I sat on a park bench under an isolated tree reading a science fiction book for a short while. Then I began to walk and snap pictures, using a very primitive Mikona digital camera which takes 25 pictures on a simple flash drive, and has no little screen to allow one to see what one is taking. As with throwaway cameras, I like the challenges imposed by cameras without focus, high resolution or a "macro" setting.

We get nice breeze here almost year-round, which appeals to the kite fancier in me. When the breeze kicked up a bit, I got out a 2 dollar and 99 cent kite I had in my car, as well as 500 feet of kite string. The kite had a picture of a single space alien on it, holding up its hand in a gesture I take to be friendship.

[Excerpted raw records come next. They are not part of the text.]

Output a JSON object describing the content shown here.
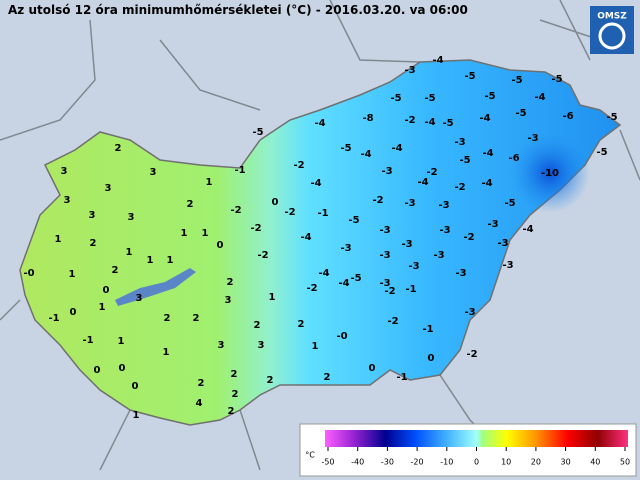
{
  "header": {
    "title": "Az utolsó 12 óra minimumhőmérsékletei (°C) - 2016.03.20. va 06:00",
    "logo": "OMSZ"
  },
  "stations": [
    "-4",
    "-3",
    "-5",
    "-5",
    "-5",
    "-4",
    "-5",
    "-5",
    "-5",
    "-2",
    "-4",
    "-5",
    "-4",
    "-8",
    "-5",
    "-6",
    "-5",
    "-4",
    "-5",
    "-5",
    "-4",
    "-4",
    "-3",
    "-3",
    "-3",
    "-5",
    "-4",
    "-6",
    "-5",
    "-10",
    "-2",
    "-1",
    "-2",
    "-4",
    "-4",
    "-2",
    "-4",
    "-2",
    "-3",
    "-3",
    "-5",
    "-2",
    "0",
    "-2",
    "-1",
    "-5",
    "-3",
    "-3",
    "-2",
    "-3",
    "-4",
    "-2",
    "-4",
    "-3",
    "-3",
    "-3",
    "-3",
    "-2",
    "-3",
    "-4",
    "-4",
    "-3",
    "-3",
    "-3",
    "-2",
    "-5",
    "-3",
    "-2",
    "-1",
    "-3",
    "-2",
    "-1",
    "-0",
    "-2",
    "0",
    "0",
    "-1",
    "2",
    "2",
    "3",
    "3",
    "3",
    "1",
    "3",
    "3",
    "3",
    "2",
    "1",
    "1",
    "0",
    "1",
    "2",
    "1",
    "1",
    "1",
    "-0",
    "1",
    "2",
    "2",
    "0",
    "3",
    "3",
    "1",
    "-1",
    "0",
    "1",
    "2",
    "2",
    "2",
    "2",
    "-1",
    "1",
    "3",
    "3",
    "1",
    "1",
    "0",
    "0",
    "2",
    "2",
    "0",
    "2",
    "2",
    "4",
    "1",
    "2"
  ],
  "legend": {
    "unit": "°C",
    "ticks": [
      -50,
      -40,
      -30,
      -20,
      -10,
      0,
      10,
      20,
      30,
      40,
      50
    ]
  }
}
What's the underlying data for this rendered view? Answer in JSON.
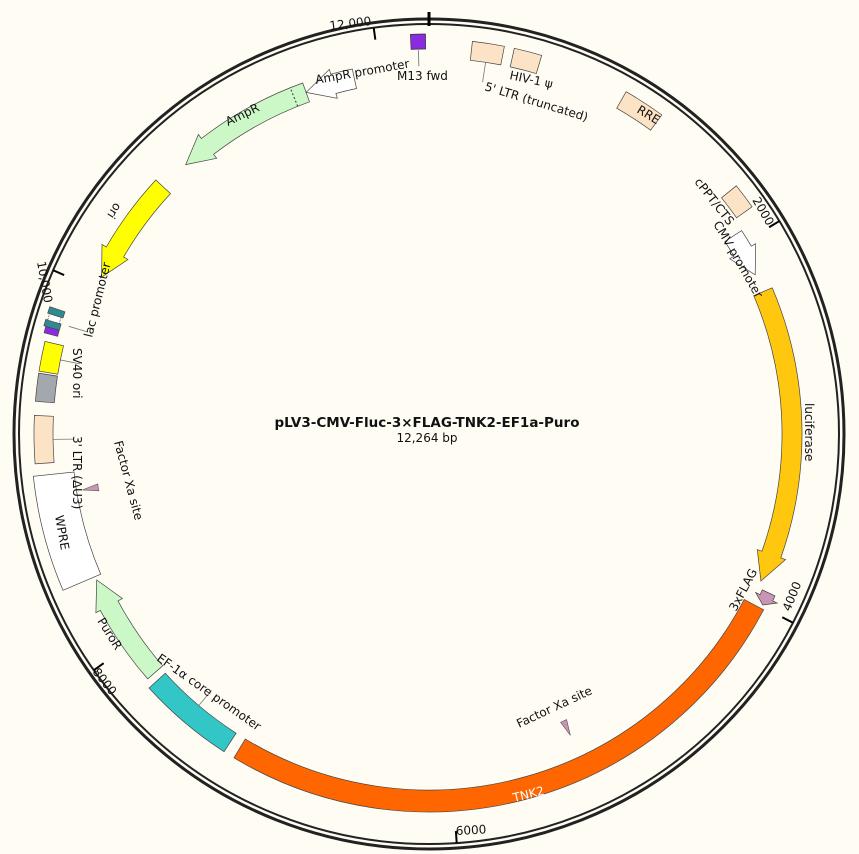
{
  "plasmid": {
    "name": "pLV3-CMV-Fluc-3×FLAG-TNK2-EF1a-Puro",
    "length_label": "12,264 bp",
    "length": 12264
  },
  "ticks": [
    {
      "pos": 2000,
      "label": "2000"
    },
    {
      "pos": 4000,
      "label": "4000"
    },
    {
      "pos": 6000,
      "label": "6000"
    },
    {
      "pos": 8000,
      "label": "8000"
    },
    {
      "pos": 10000,
      "label": "10,000"
    },
    {
      "pos": 12000,
      "label": "12,000"
    }
  ],
  "features": [
    {
      "name": "5' LTR (truncated)",
      "start": 215,
      "end": 375,
      "type": "box",
      "color": "#fde3c5"
    },
    {
      "name": "HIV-1 ψ",
      "start": 425,
      "end": 565,
      "type": "box",
      "color": "#fde3c5"
    },
    {
      "name": "RRE",
      "start": 1020,
      "end": 1230,
      "type": "box",
      "color": "#fde3c5"
    },
    {
      "name": "cPPT/CTS",
      "start": 1740,
      "end": 1870,
      "type": "box",
      "color": "#fde3c5"
    },
    {
      "name": "CMV promoter",
      "start": 1940,
      "end": 2180,
      "type": "arrow",
      "direction": "forward",
      "color": "#ffffff"
    },
    {
      "name": "luciferase",
      "start": 2280,
      "end": 3880,
      "type": "arrow",
      "direction": "forward",
      "color": "#ffc80f"
    },
    {
      "name": "3xFLAG",
      "start": 3920,
      "end": 3990,
      "type": "arrow",
      "direction": "forward",
      "color": "#c896b4"
    },
    {
      "name": "TNK2",
      "start": 4010,
      "end": 7190,
      "type": "box",
      "color": "#ff6600"
    },
    {
      "name": "Factor Xa site",
      "start": 5270,
      "end": 5282,
      "type": "site",
      "color": "#c896b4"
    },
    {
      "name": "EF-1α core promoter",
      "start": 7250,
      "end": 7760,
      "type": "box",
      "color": "#33c6c6"
    },
    {
      "name": "PuroR",
      "start": 7800,
      "end": 8390,
      "type": "arrow",
      "direction": "forward",
      "color": "#ccf8c8"
    },
    {
      "name": "WPRE",
      "start": 8410,
      "end": 8990,
      "type": "box",
      "color": "#ffffff"
    },
    {
      "name": "Factor Xa site",
      "start": 8880,
      "end": 8892,
      "type": "site",
      "color": "#c896b4"
    },
    {
      "name": "3' LTR (ΔU3)",
      "start": 9050,
      "end": 9290,
      "type": "box",
      "color": "#fde3c5"
    },
    {
      "name": "",
      "start": 9360,
      "end": 9500,
      "type": "box",
      "color": "#a3a7ae"
    },
    {
      "name": "SV40 ori",
      "start": 9510,
      "end": 9660,
      "type": "box",
      "color": "#ffff00"
    },
    {
      "name": "lac promoter",
      "start": 9700,
      "end": 9830,
      "type": "lac",
      "color": "#2f8b91"
    },
    {
      "name": "ori",
      "start": 10070,
      "end": 10660,
      "type": "arrow",
      "direction": "reverse",
      "color": "#ffff00"
    },
    {
      "name": "AmpR",
      "start": 10830,
      "end": 11590,
      "type": "arrow",
      "direction": "reverse",
      "color": "#ccf8c8"
    },
    {
      "name": "AmpR promoter",
      "start": 11590,
      "end": 11860,
      "type": "arrow",
      "direction": "reverse",
      "color": "#ffffff"
    },
    {
      "name": "M13 fwd",
      "start": 12180,
      "end": 12240,
      "type": "primer",
      "color": "#8a2be2"
    }
  ]
}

The kite uncoiled from my hand, and soon stood in a brisk wind several hundred feet from me. I kept a close eye on dark clouds on the horizon, to ensure that no lightning rendered me an unintended Benjamin Franklin. After several minutes, I reeled the kite back in, having experienced what I so often experience with kites here--a simple moment of unalloyed fun and ease.

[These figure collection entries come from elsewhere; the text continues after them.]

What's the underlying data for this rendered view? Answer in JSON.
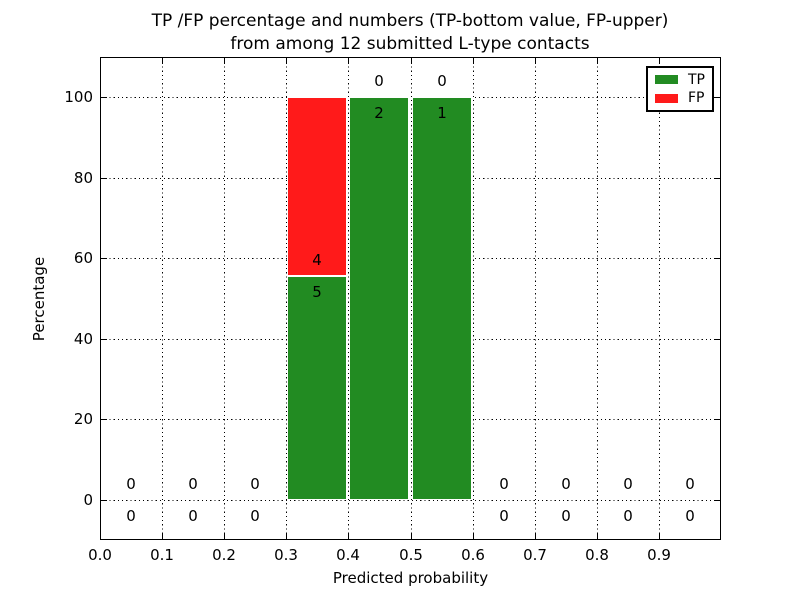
{
  "figure": {
    "background": "#ffffff"
  },
  "chart_data": {
    "type": "bar",
    "stacked": true,
    "title_lines": [
      "TP /FP percentage and numbers (TP-bottom value, FP-upper)",
      "from among 12 submitted L-type contacts"
    ],
    "xlabel": "Predicted probability",
    "ylabel": "Percentage",
    "xlim": [
      0.0,
      1.0
    ],
    "ylim": [
      -10,
      110
    ],
    "xtick_values": [
      0.0,
      0.1,
      0.2,
      0.3,
      0.4,
      0.5,
      0.6,
      0.7,
      0.8,
      0.9
    ],
    "xtick_labels": [
      "0.0",
      "0.1",
      "0.2",
      "0.3",
      "0.4",
      "0.5",
      "0.6",
      "0.7",
      "0.8",
      "0.9"
    ],
    "ytick_values": [
      0,
      20,
      40,
      60,
      80,
      100
    ],
    "ytick_labels": [
      "0",
      "20",
      "40",
      "60",
      "80",
      "100"
    ],
    "grid": "dotted",
    "bin_width": 0.1,
    "total_submitted": 12,
    "colors": {
      "tp": "#228B22",
      "fp": "#ff1a1a"
    },
    "bins": [
      {
        "x0": 0.0,
        "x1": 0.1,
        "tp_count": 0,
        "fp_count": 0,
        "tp_pct": 0,
        "fp_pct": 0
      },
      {
        "x0": 0.1,
        "x1": 0.2,
        "tp_count": 0,
        "fp_count": 0,
        "tp_pct": 0,
        "fp_pct": 0
      },
      {
        "x0": 0.2,
        "x1": 0.3,
        "tp_count": 0,
        "fp_count": 0,
        "tp_pct": 0,
        "fp_pct": 0
      },
      {
        "x0": 0.3,
        "x1": 0.4,
        "tp_count": 5,
        "fp_count": 4,
        "tp_pct": 55.56,
        "fp_pct": 44.44
      },
      {
        "x0": 0.4,
        "x1": 0.5,
        "tp_count": 2,
        "fp_count": 0,
        "tp_pct": 100,
        "fp_pct": 0
      },
      {
        "x0": 0.5,
        "x1": 0.6,
        "tp_count": 1,
        "fp_count": 0,
        "tp_pct": 100,
        "fp_pct": 0
      },
      {
        "x0": 0.6,
        "x1": 0.7,
        "tp_count": 0,
        "fp_count": 0,
        "tp_pct": 0,
        "fp_pct": 0
      },
      {
        "x0": 0.7,
        "x1": 0.8,
        "tp_count": 0,
        "fp_count": 0,
        "tp_pct": 0,
        "fp_pct": 0
      },
      {
        "x0": 0.8,
        "x1": 0.9,
        "tp_count": 0,
        "fp_count": 0,
        "tp_pct": 0,
        "fp_pct": 0
      },
      {
        "x0": 0.9,
        "x1": 1.0,
        "tp_count": 0,
        "fp_count": 0,
        "tp_pct": 0,
        "fp_pct": 0
      }
    ],
    "legend": {
      "position": "upper right",
      "entries": [
        {
          "label": "TP",
          "color": "#228B22"
        },
        {
          "label": "FP",
          "color": "#ff1a1a"
        }
      ]
    }
  }
}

Then I began to walk once more. I nodded hello to cyclists who passed on single-track trails through the fields on which I strolled.
I stopped and took pictures at a Bois d'Arc tree, whose huge fruits,called Osage oranges, festooned branch and ground. Osage oranges are the size of small bowling balls, and are much prized by squirrels. I believe that the Caddo native Americans ate them, too, but I have never tried them, as they are not citrus but a different thing altogether.

When I finished hiking, I found that I was hungry for a snack. I do not snack often in a big way, but this time I headed to a Chicken Express, a fried chicken restaurant. There I ordered two chicken breasts, and then began the laborious but amusing task of removing all the skin so as to render them healthy enough to eat. There is a sense of delectable poison when all that golden brown chicken skin lies heaped upon the plate. I resisted the templation to eat the crispy temptations, and ate the skinless chicken, which was quite good. Skinless fried chicken is surprisingly do-able in the program I follow, and yet so very tasty.

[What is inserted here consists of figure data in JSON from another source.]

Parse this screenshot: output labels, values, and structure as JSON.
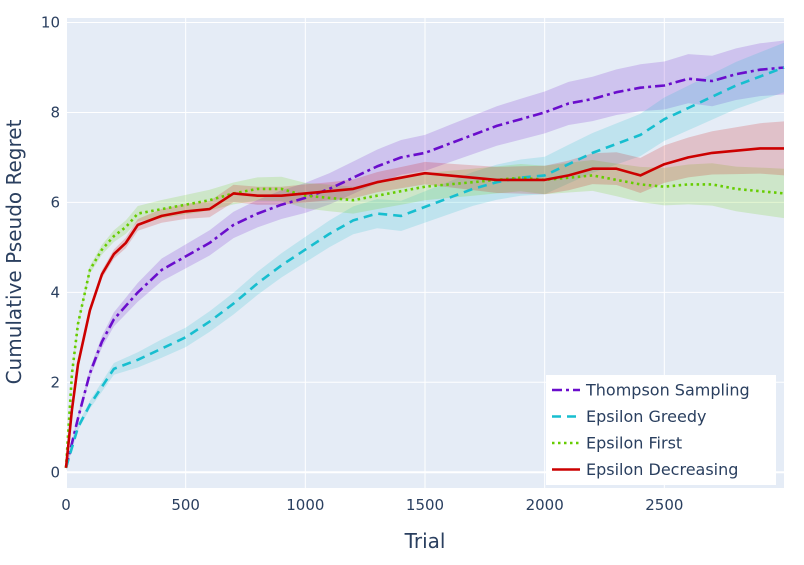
{
  "chart_data": {
    "type": "line",
    "xlabel": "Trial",
    "ylabel": "Cumulative Pseudo Regret",
    "xlim": [
      0,
      3000
    ],
    "ylim": [
      -0.35,
      10.1
    ],
    "xticks": [
      0,
      500,
      1000,
      1500,
      2000,
      2500
    ],
    "yticks": [
      0,
      2,
      4,
      6,
      8,
      10
    ],
    "grid": true,
    "legend_position": "bottom-right",
    "plot_background": "#e5ecf6",
    "series": [
      {
        "name": "Thompson Sampling",
        "color": "#6a0dcc",
        "dash": "dashdot",
        "band_halfwidth": [
          0.05,
          0.25,
          0.3,
          0.35,
          0.4,
          0.45,
          0.5,
          0.55,
          0.6
        ],
        "x": [
          0,
          50,
          100,
          150,
          200,
          300,
          400,
          500,
          600,
          700,
          800,
          900,
          1000,
          1100,
          1200,
          1300,
          1400,
          1500,
          1600,
          1700,
          1800,
          1900,
          2000,
          2100,
          2200,
          2300,
          2400,
          2500,
          2600,
          2700,
          2800,
          2900,
          3000
        ],
        "y": [
          0.1,
          1.2,
          2.2,
          2.9,
          3.4,
          4.0,
          4.5,
          4.8,
          5.1,
          5.5,
          5.75,
          5.95,
          6.1,
          6.3,
          6.55,
          6.8,
          7.0,
          7.1,
          7.3,
          7.5,
          7.7,
          7.85,
          8.0,
          8.2,
          8.3,
          8.45,
          8.55,
          8.6,
          8.75,
          8.7,
          8.85,
          8.95,
          9.0
        ]
      },
      {
        "name": "Epsilon Greedy",
        "color": "#17becf",
        "dash": "dash",
        "band_halfwidth": [
          0.05,
          0.2,
          0.25,
          0.3,
          0.35,
          0.4,
          0.45,
          0.5,
          0.55
        ],
        "x": [
          0,
          50,
          100,
          150,
          200,
          300,
          400,
          500,
          600,
          700,
          800,
          900,
          1000,
          1100,
          1200,
          1300,
          1400,
          1500,
          1600,
          1700,
          1800,
          1900,
          2000,
          2100,
          2200,
          2300,
          2400,
          2500,
          2600,
          2700,
          2800,
          2900,
          3000
        ],
        "y": [
          0.1,
          1.0,
          1.5,
          1.9,
          2.3,
          2.5,
          2.75,
          3.0,
          3.35,
          3.75,
          4.2,
          4.6,
          4.95,
          5.3,
          5.6,
          5.75,
          5.7,
          5.9,
          6.1,
          6.3,
          6.45,
          6.55,
          6.6,
          6.85,
          7.1,
          7.3,
          7.5,
          7.85,
          8.1,
          8.35,
          8.6,
          8.8,
          9.0
        ]
      },
      {
        "name": "Epsilon First",
        "color": "#66cc00",
        "dash": "dot",
        "band_halfwidth": [
          0.05,
          0.2,
          0.25,
          0.3,
          0.3,
          0.3,
          0.35,
          0.45,
          0.55
        ],
        "x": [
          0,
          25,
          50,
          100,
          150,
          200,
          250,
          300,
          400,
          500,
          600,
          700,
          800,
          900,
          1000,
          1100,
          1200,
          1300,
          1400,
          1500,
          1600,
          1700,
          1800,
          1900,
          2000,
          2100,
          2200,
          2300,
          2400,
          2500,
          2600,
          2700,
          2800,
          2900,
          3000
        ],
        "y": [
          0.1,
          2.2,
          3.3,
          4.5,
          4.95,
          5.25,
          5.45,
          5.75,
          5.85,
          5.95,
          6.05,
          6.2,
          6.3,
          6.3,
          6.15,
          6.1,
          6.05,
          6.15,
          6.25,
          6.35,
          6.4,
          6.45,
          6.5,
          6.55,
          6.5,
          6.55,
          6.6,
          6.5,
          6.4,
          6.35,
          6.4,
          6.4,
          6.3,
          6.25,
          6.2
        ]
      },
      {
        "name": "Epsilon Decreasing",
        "color": "#cc0000",
        "dash": "solid",
        "band_halfwidth": [
          0.05,
          0.15,
          0.2,
          0.2,
          0.25,
          0.3,
          0.35,
          0.45,
          0.6
        ],
        "x": [
          0,
          25,
          50,
          100,
          150,
          200,
          250,
          300,
          400,
          500,
          600,
          700,
          800,
          900,
          1000,
          1100,
          1200,
          1300,
          1400,
          1500,
          1600,
          1700,
          1800,
          1900,
          2000,
          2100,
          2200,
          2300,
          2400,
          2500,
          2600,
          2700,
          2800,
          2900,
          3000
        ],
        "y": [
          0.1,
          1.4,
          2.4,
          3.6,
          4.4,
          4.85,
          5.1,
          5.5,
          5.7,
          5.8,
          5.85,
          6.2,
          6.15,
          6.15,
          6.2,
          6.25,
          6.3,
          6.45,
          6.55,
          6.65,
          6.6,
          6.55,
          6.5,
          6.5,
          6.5,
          6.6,
          6.75,
          6.75,
          6.6,
          6.85,
          7.0,
          7.1,
          7.15,
          7.2,
          7.2
        ]
      }
    ]
  }
}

After I left Erwin Park, I drove past a couple of longhorn cattle on my way to nearby Myers Park and Convention Center. This county park
has a livestock barn formerly used for 4-H shows. Today it featured a springer spaniel trial.

I made it in time to see the very last competitor do its thing. I am not sure that he was, in fact, a springer spaniel, but I do not stand upon pedigree. His owner led him through a course of hurdles, obstacles, climbing benches, and a standing table. None of it was hazardous, but it all required discipline. The dog was wonderful. He reminded me of a high school junior who has memorized 93 percent of his lines for a class play. It's true that the stage manager with the leash in hand had to remind him of a line or two, but his performance was nonetheless more fun than a more Tony one might be.

I noticed that many of the spectators were not, strictly speaking, springers. I was in some doubt about the sheltie-looking animals, as I cast my memory to remember if a springer looked like a sheltie or rather like a hound. But I am positive that the two pomeranians,
the standard poodle, and the miniature pinschers were posting off-topic, as it were. No human spoke to me, nor I to any human, which I suppose would be sad if I did not consider it a good thing.

I stopped by Half-Priced Books on my way home, to pick up cut-rate-priced tourist books. We wish to take a trip in January-ish, and are trying to decide upon a destination. For twenty-two dollars, I got books on Bermuda, Costa Rica, Puerto Rica, and the Dominican Republic, as well as a book on Colorado for our next Summer vacation and a book on offbeat Texas for any stray Saturday.

My wife and I then adjourned to MiMi's chain restaurant, where we ate a bit and read up on places to see and things to do. We could enjoy a visit to many of these places, but perhaps this is the Costa Rica year--a nice hotel or lodge near a forest filled with birds and butterflies sounds right to us. So many other things sounded so good, though, that the jury remains out.

I needed a "recharge" day like today, in a placid isolated city park. I may need a "recharge" day every day, now that I think about it. A few years ago, I went to this park in December,when snow and frozen ground was the norm, and I had the place to myself. Today there were more people, but the vibe was similar--live free, in nature, and just breathe the stress relief.